Feeling overworked and overwhelmed these days? You’re not alone.
The COVID-19 pandemic has turned our worlds upside down, including our work environments. Whether you’re still working remote or are now back in your office, you are most likely dealing with uncertainty and change in your job unlike ever before.
Back in the 1970s, psychologist Herbert Freudenberger used the word “burnout” to describe the consequences of lasting workplace stress. People who are experiencing burnout aren’t just tired, they experience many unpleasant symptoms.
Here are a few ways you can tell if you’re burned out.
Although feeling tired isn’t the only symptom of burnout, it is a big sign. You might feel emotionally, physically or mentally drained. This can lead to additional problems at work and in your social life.
When you’re experiencing burnout, enthusiasm is hard to find. You might feel unmotivated to continue working or engaging with coworkers. Some people feel so demotivated that they stop tending to their personal hygiene.
Cynicism and frustration
Have you ever stayed up late and then felt grouchy the next day? Burnout can bring about those same emotions. You might find yourself lashing out at others or unable to see the positive aspects of your work.
Burnout makes it difficult for you to focus on the tasks in front of you. Your thoughts might seem scattered. You might frequently lose your train of thought. An inability to concentrate could lead to a noticeable drop in work performance.
In some cases, you might even find yourself unable to shake thoughts about work when you’re off the clock. This tunnel vision elevates your stress levels. It prevents you from separating your personal life from your work life.
Unhealthy coping habits
People who experience burnout often experience a decrease in work satisfaction. That unhappiness can lead to unhealthy coping habits, such as overeating or an overreliance on substances like caffeine and alcohol.

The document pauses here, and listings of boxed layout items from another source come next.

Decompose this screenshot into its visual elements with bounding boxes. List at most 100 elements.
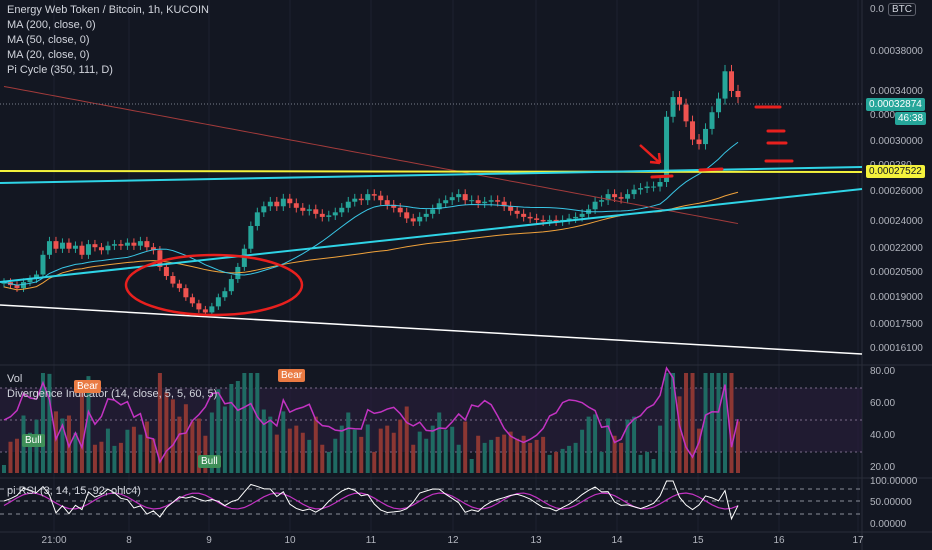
time-label: 17 xyxy=(852,535,864,546)
volume-bar xyxy=(456,444,461,473)
volume-bar xyxy=(723,373,728,473)
volume-bar xyxy=(398,419,403,473)
candle-body xyxy=(137,241,143,246)
volume-bar xyxy=(346,412,351,473)
candle-body xyxy=(59,242,65,249)
volume-bar xyxy=(112,445,117,473)
candle-body xyxy=(729,71,735,91)
volume-bar xyxy=(60,418,65,473)
moving-average-lines xyxy=(3,85,739,291)
candle-body xyxy=(176,283,182,289)
volume-bar xyxy=(2,465,6,473)
red-circle-annotation xyxy=(124,253,304,317)
y-tick: 0.00019000 xyxy=(870,292,923,303)
candle-body xyxy=(215,297,221,307)
volume-bar xyxy=(320,444,325,473)
candle-body xyxy=(521,213,527,217)
vol-label[interactable]: Vol xyxy=(7,373,23,385)
candle-body xyxy=(157,250,163,267)
candle-body xyxy=(1,282,7,284)
rsi-tick: 50.00000 xyxy=(870,497,912,508)
rsi-label[interactable]: pi RSI (3, 14, 15, 92, ohlc4) xyxy=(7,485,141,497)
volume-bar xyxy=(378,428,383,473)
volume-bar xyxy=(261,409,266,473)
candle-body xyxy=(20,282,26,289)
rsi-tick: 0.00000 xyxy=(870,519,907,530)
volume-bar xyxy=(599,451,604,473)
candle-body xyxy=(456,194,462,198)
volume-bar xyxy=(567,445,572,473)
candle-body xyxy=(410,218,416,222)
volume-bar xyxy=(79,389,84,473)
volume-bar xyxy=(281,411,286,473)
volume-bar xyxy=(92,444,97,473)
candle-body xyxy=(709,112,715,129)
candle-body xyxy=(202,309,208,313)
divergence-label[interactable]: Divergence Indicator (14, close, 5, 5, 6… xyxy=(7,388,218,400)
volume-bar xyxy=(430,425,435,473)
candles xyxy=(1,64,741,316)
candle-body xyxy=(469,200,475,202)
y-tick: 0.00020500 xyxy=(870,267,923,278)
candle-body xyxy=(579,213,585,217)
candle-body xyxy=(306,209,312,211)
candle-body xyxy=(644,186,650,189)
pi-cycle-legend[interactable]: Pi Cycle (350, 111, D) xyxy=(7,64,113,76)
volume-bar xyxy=(593,414,598,473)
volume-bar xyxy=(606,418,611,473)
rsi-tick: 100.00000 xyxy=(870,476,918,487)
volume-bar xyxy=(138,434,143,473)
candle-body xyxy=(508,206,514,211)
candle-body xyxy=(378,195,384,201)
candle-body xyxy=(332,212,338,216)
bull-signal: Bull xyxy=(198,455,221,468)
candle-body xyxy=(384,200,390,205)
ma20-legend[interactable]: MA (20, close, 0) xyxy=(7,49,90,61)
volume-bar xyxy=(482,442,487,473)
volume-bar xyxy=(450,426,455,473)
volume-bar xyxy=(508,431,513,473)
y-tick: 0.00024000 xyxy=(870,216,923,227)
volume-bar xyxy=(294,425,299,473)
candle-body xyxy=(365,194,371,201)
volume-bar xyxy=(339,425,344,473)
volume-bar xyxy=(209,412,214,473)
volume-bar xyxy=(268,416,273,473)
candle-body xyxy=(625,194,631,199)
volume-bar xyxy=(105,428,110,473)
candle-body xyxy=(345,201,351,208)
ma50-legend[interactable]: MA (50, close, 0) xyxy=(7,34,90,46)
candle-body xyxy=(46,241,52,255)
candle-body xyxy=(397,207,403,213)
volume-bar xyxy=(157,373,162,473)
symbol-title[interactable]: Energy Web Token / Bitcoin, 1h, KUCOIN xyxy=(7,4,209,16)
candle-body xyxy=(124,242,130,246)
volume-bar xyxy=(703,373,708,473)
volume-bar xyxy=(151,438,156,473)
candle-body xyxy=(475,200,481,204)
candle-body xyxy=(72,245,78,249)
time-label: 13 xyxy=(530,535,542,546)
candle-body xyxy=(696,139,702,145)
candle-body xyxy=(657,182,663,187)
volume-bar xyxy=(469,459,474,473)
y-tick: 0.00016100 xyxy=(870,343,923,354)
time-label: 21:00 xyxy=(41,535,67,546)
volume-bar xyxy=(586,416,591,473)
ma200-legend[interactable]: MA (200, close, 0) xyxy=(7,19,96,31)
candle-body xyxy=(319,213,325,217)
candle-body xyxy=(254,212,260,226)
volume-bar xyxy=(580,429,585,473)
candle-body xyxy=(703,128,709,145)
candle-body xyxy=(53,241,59,249)
candle-body xyxy=(638,188,644,190)
candle-body xyxy=(300,207,306,211)
volume-bar xyxy=(86,376,91,473)
volume-bar xyxy=(170,399,175,473)
currency-button[interactable]: BTC xyxy=(888,3,916,16)
red-dash-annotation xyxy=(650,174,674,179)
candle-body xyxy=(66,242,72,249)
volume-bar xyxy=(645,451,650,473)
candle-body xyxy=(85,244,91,255)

If left uncorrected, these habits can pave the way to all sorts of physical and mental problems. Those might include dehydration, heart disease and depression.
Ways to avoid burnout
Not everyone who works hard ends up suffering from burnout. Use the following tips to stay in a good mental health space:
- Take multiple breaks. Set a timer when you begin an intense, focused work session. When the timer goes off, take a break. Stretch, be social, write in your journal or go for a walk. Get your mind off of work. Then you can start your next work session feeling refreshed.
- Set limits with other people. Sometimes the demands of employers or coworkers can lead you to burnout. Let others know when your workday is over or when you’re unavailable to take on more work throughout the day.